Abstract:Cancer diagnosis, prognosis, and therapeutic response prediction are heavily influenced by the relationship between the histopathological structures and the function of the tissue. Recent approaches acknowledging the structure-function relationship, have linked the structural and spatial patterns of cell organization in tissue via cell-graphs to tumor grades. Though cell organization is imperative, it is insufficient to entirely represent the histopathological structure. We propose a novel hierarchical cell-to-tissue-graph (HACT) representation to improve the structural depiction of the tissue. It consists of a low-level cell-graph, capturing cell morphology and interactions, a high-level tissue-graph, capturing morphology and spatial distribution of tissue parts, and cells-to-tissue hierarchies, encoding the relative spatial distribution of the cells with respect to the tissue distribution.

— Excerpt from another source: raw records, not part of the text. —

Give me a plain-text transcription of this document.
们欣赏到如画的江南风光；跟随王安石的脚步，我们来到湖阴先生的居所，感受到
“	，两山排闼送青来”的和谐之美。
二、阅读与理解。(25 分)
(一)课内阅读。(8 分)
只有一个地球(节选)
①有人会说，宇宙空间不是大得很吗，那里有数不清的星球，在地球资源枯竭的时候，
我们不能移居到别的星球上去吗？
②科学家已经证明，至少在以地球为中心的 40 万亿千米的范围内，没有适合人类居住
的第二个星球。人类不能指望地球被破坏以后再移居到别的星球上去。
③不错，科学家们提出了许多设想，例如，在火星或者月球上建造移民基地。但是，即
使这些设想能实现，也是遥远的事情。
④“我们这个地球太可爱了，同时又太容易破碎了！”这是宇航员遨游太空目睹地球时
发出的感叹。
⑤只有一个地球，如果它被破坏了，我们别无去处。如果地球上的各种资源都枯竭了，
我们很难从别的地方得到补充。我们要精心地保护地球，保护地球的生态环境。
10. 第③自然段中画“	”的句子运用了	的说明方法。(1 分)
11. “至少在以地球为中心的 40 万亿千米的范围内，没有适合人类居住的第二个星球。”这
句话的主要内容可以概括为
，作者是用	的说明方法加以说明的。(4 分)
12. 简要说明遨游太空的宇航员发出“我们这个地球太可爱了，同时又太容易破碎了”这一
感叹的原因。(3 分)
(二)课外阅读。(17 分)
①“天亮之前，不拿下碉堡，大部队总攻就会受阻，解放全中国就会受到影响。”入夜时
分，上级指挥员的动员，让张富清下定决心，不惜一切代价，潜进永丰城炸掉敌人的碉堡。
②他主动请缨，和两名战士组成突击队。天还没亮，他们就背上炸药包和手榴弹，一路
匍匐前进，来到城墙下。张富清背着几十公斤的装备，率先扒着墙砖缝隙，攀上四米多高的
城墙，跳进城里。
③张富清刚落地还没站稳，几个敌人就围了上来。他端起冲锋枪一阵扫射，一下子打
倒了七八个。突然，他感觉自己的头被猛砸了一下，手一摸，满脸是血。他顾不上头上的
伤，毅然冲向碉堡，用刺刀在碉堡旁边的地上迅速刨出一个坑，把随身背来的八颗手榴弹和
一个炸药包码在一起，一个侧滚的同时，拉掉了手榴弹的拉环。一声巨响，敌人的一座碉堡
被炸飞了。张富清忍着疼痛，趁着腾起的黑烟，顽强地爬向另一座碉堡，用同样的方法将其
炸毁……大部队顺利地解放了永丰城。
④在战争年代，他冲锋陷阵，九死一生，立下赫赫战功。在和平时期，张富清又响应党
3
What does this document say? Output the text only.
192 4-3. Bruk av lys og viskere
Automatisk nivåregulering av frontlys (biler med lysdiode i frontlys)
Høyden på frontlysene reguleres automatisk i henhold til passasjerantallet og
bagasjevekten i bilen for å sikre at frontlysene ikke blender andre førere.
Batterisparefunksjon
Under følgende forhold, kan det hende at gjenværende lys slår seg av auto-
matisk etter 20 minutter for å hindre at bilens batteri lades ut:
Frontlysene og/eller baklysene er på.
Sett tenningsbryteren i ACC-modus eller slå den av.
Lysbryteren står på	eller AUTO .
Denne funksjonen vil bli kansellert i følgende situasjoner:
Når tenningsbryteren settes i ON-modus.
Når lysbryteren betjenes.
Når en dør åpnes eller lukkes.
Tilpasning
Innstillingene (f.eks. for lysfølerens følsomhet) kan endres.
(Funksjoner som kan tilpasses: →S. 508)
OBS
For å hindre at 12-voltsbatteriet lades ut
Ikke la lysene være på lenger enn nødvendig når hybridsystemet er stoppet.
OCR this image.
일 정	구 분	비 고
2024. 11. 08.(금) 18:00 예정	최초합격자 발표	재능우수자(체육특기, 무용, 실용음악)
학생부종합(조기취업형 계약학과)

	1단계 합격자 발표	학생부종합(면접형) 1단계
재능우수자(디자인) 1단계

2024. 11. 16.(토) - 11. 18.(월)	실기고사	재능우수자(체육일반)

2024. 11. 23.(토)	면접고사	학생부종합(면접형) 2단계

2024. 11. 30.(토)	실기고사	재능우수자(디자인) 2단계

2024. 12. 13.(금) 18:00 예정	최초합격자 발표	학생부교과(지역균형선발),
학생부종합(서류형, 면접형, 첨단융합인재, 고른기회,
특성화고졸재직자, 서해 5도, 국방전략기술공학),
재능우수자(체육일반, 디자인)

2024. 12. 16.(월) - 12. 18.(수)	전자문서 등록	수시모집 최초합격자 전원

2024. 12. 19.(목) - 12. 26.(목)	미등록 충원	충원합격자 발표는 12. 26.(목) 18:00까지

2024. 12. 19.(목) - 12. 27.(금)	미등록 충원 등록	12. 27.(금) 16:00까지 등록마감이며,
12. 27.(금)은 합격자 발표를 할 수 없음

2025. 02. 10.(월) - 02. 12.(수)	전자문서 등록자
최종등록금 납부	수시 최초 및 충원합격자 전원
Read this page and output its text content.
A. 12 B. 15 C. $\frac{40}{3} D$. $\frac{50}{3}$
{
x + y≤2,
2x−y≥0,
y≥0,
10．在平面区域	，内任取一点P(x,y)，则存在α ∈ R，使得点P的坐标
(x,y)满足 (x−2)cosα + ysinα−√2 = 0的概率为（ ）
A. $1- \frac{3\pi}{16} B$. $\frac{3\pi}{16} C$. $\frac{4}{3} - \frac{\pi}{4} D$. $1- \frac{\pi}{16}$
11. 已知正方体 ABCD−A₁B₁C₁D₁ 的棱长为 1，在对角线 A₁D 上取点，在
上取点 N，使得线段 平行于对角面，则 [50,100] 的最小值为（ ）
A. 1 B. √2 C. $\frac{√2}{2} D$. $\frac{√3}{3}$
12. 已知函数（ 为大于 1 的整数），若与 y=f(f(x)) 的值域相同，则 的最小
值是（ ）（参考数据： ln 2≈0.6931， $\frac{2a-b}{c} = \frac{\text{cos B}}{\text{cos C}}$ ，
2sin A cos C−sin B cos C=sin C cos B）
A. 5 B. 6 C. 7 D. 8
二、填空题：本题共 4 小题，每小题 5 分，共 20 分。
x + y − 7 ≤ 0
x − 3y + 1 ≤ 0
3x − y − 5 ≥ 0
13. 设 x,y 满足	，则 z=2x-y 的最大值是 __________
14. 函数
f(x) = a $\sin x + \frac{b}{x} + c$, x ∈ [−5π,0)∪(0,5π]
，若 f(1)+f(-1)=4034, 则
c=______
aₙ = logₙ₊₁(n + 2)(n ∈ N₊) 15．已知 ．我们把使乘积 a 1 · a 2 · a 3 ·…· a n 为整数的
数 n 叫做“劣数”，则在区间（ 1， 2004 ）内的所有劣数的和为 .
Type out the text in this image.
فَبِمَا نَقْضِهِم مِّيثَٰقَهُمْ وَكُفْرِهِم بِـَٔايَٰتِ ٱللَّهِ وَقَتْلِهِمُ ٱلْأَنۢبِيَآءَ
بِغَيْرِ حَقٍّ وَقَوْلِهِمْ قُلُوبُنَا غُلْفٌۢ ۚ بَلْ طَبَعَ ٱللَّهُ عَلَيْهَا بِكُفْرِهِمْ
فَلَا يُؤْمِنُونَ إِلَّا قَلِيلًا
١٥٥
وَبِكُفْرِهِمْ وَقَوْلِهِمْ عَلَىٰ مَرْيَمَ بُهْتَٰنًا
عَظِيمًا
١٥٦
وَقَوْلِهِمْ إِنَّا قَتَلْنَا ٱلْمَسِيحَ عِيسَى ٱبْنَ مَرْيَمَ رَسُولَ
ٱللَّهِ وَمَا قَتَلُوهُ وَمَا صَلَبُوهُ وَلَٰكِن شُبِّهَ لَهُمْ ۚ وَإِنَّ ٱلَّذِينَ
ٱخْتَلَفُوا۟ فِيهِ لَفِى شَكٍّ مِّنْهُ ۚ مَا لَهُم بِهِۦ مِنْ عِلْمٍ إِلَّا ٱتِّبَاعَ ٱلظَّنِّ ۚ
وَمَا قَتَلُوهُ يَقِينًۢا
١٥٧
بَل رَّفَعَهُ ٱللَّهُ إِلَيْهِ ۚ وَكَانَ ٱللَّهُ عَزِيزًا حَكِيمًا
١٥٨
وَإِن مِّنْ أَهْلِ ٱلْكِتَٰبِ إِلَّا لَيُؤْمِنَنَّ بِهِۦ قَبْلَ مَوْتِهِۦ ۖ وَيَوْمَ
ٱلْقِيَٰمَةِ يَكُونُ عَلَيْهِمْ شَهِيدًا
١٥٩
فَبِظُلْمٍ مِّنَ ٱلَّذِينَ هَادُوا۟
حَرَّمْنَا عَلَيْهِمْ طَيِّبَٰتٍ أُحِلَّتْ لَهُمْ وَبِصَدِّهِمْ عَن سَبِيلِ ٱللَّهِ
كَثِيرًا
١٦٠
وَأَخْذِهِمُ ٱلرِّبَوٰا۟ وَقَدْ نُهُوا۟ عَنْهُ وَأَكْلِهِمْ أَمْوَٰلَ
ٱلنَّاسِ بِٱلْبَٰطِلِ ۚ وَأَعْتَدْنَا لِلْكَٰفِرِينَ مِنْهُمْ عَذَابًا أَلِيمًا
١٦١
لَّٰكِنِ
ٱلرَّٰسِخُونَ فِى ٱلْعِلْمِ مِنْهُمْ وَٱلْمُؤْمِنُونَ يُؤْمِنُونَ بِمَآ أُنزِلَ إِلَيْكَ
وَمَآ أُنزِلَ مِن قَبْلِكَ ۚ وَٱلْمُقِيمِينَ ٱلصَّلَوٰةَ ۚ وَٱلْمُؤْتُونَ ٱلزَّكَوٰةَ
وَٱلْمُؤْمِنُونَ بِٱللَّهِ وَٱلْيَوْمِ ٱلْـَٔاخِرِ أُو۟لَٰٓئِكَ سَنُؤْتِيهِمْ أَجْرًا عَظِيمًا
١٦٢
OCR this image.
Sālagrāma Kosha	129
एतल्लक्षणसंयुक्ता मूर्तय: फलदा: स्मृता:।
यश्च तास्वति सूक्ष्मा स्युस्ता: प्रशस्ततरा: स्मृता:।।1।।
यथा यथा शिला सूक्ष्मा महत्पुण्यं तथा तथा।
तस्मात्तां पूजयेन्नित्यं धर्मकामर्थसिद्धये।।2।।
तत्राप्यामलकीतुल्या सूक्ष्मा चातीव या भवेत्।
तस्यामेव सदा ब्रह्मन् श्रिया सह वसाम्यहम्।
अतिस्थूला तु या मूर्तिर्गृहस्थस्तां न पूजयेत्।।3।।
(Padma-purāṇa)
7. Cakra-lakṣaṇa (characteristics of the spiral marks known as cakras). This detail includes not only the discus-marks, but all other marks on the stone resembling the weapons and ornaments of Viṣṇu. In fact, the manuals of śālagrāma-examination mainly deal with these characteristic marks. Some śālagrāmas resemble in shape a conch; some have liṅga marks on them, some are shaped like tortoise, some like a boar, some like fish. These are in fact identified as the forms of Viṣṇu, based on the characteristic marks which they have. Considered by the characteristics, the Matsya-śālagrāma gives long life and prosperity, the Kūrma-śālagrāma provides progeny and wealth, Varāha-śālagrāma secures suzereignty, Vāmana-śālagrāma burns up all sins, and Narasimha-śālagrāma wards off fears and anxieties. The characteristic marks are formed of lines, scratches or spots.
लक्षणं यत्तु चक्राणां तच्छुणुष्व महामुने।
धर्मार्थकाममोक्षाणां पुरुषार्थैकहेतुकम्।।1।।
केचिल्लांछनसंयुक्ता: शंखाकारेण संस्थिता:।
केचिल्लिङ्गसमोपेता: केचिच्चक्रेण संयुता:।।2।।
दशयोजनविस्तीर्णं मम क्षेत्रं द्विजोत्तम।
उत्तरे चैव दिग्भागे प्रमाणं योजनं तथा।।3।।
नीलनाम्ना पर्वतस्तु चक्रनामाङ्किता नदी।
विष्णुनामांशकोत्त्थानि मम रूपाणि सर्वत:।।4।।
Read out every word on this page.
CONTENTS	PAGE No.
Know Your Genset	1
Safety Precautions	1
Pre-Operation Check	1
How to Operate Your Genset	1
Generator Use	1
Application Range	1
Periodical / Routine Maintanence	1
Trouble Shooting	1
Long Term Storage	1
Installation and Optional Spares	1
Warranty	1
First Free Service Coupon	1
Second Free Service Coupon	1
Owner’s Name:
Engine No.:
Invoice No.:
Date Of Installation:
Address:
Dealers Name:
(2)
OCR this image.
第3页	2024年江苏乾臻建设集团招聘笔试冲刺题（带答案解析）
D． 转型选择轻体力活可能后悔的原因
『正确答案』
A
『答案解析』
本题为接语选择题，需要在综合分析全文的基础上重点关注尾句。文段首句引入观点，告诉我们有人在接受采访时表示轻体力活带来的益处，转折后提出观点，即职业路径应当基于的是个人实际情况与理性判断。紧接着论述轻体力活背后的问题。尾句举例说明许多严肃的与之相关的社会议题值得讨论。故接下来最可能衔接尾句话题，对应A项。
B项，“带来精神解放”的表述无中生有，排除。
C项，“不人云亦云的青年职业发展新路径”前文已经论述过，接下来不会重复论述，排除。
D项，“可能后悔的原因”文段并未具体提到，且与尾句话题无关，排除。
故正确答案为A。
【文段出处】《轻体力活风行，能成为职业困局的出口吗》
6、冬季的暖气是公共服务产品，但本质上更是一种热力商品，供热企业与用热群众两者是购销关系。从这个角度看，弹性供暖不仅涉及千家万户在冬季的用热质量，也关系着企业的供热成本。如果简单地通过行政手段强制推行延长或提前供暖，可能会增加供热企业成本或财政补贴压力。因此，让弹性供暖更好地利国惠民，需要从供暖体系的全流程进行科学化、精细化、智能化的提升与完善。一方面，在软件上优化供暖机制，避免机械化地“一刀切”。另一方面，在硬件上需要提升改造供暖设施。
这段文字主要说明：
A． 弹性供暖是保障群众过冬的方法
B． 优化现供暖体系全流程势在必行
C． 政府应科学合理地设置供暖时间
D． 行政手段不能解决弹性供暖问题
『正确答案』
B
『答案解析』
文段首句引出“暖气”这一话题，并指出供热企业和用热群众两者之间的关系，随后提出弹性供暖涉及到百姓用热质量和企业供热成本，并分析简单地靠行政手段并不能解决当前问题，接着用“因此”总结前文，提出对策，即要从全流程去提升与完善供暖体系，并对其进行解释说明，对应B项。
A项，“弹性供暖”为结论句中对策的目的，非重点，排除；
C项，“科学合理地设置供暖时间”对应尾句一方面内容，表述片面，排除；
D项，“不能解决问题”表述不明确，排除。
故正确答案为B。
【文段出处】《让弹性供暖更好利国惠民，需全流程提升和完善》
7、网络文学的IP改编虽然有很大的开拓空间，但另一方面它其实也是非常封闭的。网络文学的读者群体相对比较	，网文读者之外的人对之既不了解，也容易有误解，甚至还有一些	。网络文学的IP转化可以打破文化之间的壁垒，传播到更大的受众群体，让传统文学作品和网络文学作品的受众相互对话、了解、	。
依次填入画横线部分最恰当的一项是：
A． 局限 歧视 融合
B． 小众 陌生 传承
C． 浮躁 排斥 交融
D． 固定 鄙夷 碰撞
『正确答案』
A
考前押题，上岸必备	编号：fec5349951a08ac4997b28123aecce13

Further, a hierarchical graph neural network (HACT-Net) is proposed to efficiently map the HACT representations to histopathological breast cancer subtypes. We assess the methodology on a large set of annotated tissue regions of interest from H\&E stained breast carcinoma whole-slides. Upon evaluation, the proposed method outperformed recent convolutional neural network and graph neural network approaches for breast cancer multi-class subtyping. The proposed entity-based topological analysis is more inline with the pathological diagnostic procedure of the tissue. It provides more command over the tissue modelling, therefore encourages the further inclusion of pathological priors into task-specific tissue representation.